Family Schnitzel

Succulent pieces of pork with a delicious breaded coating.


  • 4 pork loin steaks
  • 2 tbsp of plain flour (*or gluten free flour)
  • 2 tsp smoked paprika
  • Grinding of black pepper
  • 2 medium eggs or 150ml of milk (cows or plant based*)
  • 4 heaped tbsp of natural breadcrumbs (maybe a tad more) (or GF alternative)
  • Spray cooking oil


Remove any excess fat from the pork then slightly flatten with your hand.

Make a dredging station with the flour, paprika and pepper mixed in one owl. The egg whisked or milk in another, and the breadcrumbs in third bowl.
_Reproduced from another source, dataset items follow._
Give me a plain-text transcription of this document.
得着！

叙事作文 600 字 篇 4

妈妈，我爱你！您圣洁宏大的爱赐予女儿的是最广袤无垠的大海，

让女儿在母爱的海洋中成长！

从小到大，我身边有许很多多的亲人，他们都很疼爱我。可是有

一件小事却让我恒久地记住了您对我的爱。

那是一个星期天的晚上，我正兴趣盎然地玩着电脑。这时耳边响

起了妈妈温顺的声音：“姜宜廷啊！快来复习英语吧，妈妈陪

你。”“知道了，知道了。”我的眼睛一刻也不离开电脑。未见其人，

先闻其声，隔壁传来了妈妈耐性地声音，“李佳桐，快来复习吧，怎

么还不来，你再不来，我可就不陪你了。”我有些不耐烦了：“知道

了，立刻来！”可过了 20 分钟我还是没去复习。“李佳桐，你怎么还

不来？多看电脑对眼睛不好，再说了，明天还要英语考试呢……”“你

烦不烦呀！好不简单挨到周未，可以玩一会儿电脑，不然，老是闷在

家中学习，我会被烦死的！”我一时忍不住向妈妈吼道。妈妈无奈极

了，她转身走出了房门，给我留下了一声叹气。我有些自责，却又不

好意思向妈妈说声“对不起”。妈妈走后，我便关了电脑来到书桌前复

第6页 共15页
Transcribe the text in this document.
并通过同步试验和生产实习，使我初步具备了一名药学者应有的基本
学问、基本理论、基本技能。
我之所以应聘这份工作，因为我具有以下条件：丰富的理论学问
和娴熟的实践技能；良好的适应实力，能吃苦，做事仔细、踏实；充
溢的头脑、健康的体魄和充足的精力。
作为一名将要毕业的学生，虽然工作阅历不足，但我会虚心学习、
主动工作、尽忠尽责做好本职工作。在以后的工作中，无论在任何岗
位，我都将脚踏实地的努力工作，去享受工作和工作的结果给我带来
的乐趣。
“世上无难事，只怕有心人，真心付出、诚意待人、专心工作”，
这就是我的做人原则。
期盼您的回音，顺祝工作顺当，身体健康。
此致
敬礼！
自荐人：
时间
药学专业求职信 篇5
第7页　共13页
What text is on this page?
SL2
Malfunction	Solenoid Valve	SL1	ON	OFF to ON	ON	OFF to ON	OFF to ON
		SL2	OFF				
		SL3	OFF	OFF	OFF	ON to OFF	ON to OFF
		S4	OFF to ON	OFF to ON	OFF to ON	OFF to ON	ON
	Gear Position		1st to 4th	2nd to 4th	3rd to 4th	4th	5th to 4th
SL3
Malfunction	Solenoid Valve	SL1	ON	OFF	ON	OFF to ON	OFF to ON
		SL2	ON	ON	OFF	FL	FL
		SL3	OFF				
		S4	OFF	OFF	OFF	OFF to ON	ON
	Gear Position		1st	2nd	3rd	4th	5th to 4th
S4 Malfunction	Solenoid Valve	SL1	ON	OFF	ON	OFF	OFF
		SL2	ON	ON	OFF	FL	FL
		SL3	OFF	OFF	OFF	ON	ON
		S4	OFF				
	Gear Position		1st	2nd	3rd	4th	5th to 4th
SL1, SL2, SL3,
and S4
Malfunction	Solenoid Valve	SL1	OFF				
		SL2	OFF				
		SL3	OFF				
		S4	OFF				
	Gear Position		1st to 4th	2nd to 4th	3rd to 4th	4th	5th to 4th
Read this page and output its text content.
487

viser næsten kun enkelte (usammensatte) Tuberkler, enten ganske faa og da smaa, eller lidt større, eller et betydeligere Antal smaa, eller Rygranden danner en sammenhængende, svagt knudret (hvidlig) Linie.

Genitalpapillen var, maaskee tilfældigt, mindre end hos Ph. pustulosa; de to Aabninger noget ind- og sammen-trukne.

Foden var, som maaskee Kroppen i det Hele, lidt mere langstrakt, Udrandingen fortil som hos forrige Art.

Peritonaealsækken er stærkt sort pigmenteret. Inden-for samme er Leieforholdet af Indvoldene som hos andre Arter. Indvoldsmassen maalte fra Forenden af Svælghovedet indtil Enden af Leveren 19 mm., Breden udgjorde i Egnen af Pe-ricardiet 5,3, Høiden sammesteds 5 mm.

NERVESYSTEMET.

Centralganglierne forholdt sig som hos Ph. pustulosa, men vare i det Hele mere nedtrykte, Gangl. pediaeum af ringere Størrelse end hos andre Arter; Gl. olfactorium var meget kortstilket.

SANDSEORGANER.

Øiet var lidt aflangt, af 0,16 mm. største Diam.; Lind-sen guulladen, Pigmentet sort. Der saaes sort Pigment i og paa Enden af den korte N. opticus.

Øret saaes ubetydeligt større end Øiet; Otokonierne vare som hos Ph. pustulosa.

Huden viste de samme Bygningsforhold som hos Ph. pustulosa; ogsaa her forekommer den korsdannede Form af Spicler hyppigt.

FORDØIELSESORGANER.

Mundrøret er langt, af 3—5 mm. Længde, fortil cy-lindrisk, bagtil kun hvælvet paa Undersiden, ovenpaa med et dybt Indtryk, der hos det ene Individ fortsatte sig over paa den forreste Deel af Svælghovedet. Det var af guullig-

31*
Dip the pork in the flour and coat well, then submerge in the egg and then full coat in the breadcrumbs, pressing them into the meat to ensure they stick well.

Place on a baking tray and spray well with the olive oil.

Bake for 15 minutes at 200d fan until golden and cooked through. Ensure you don’t overcook as pork can go tough if overdone. You’ll know it’s cooked if you see no pink meat when cutting open.

Tip: You can also pan fry in approx 2cm of oil which will make the schnitzel softer – if you do fry, you’ll need to flatten with a meat mallet to ensure the meat cooks through thoroughly.

Suitable from 6 months – cut into thin (0.5cm) strips to serve to baby so it flakes easily for them.

Leftovers are incredibly delicious cold, stuffed into a sarnie for lunchboxes or picnics.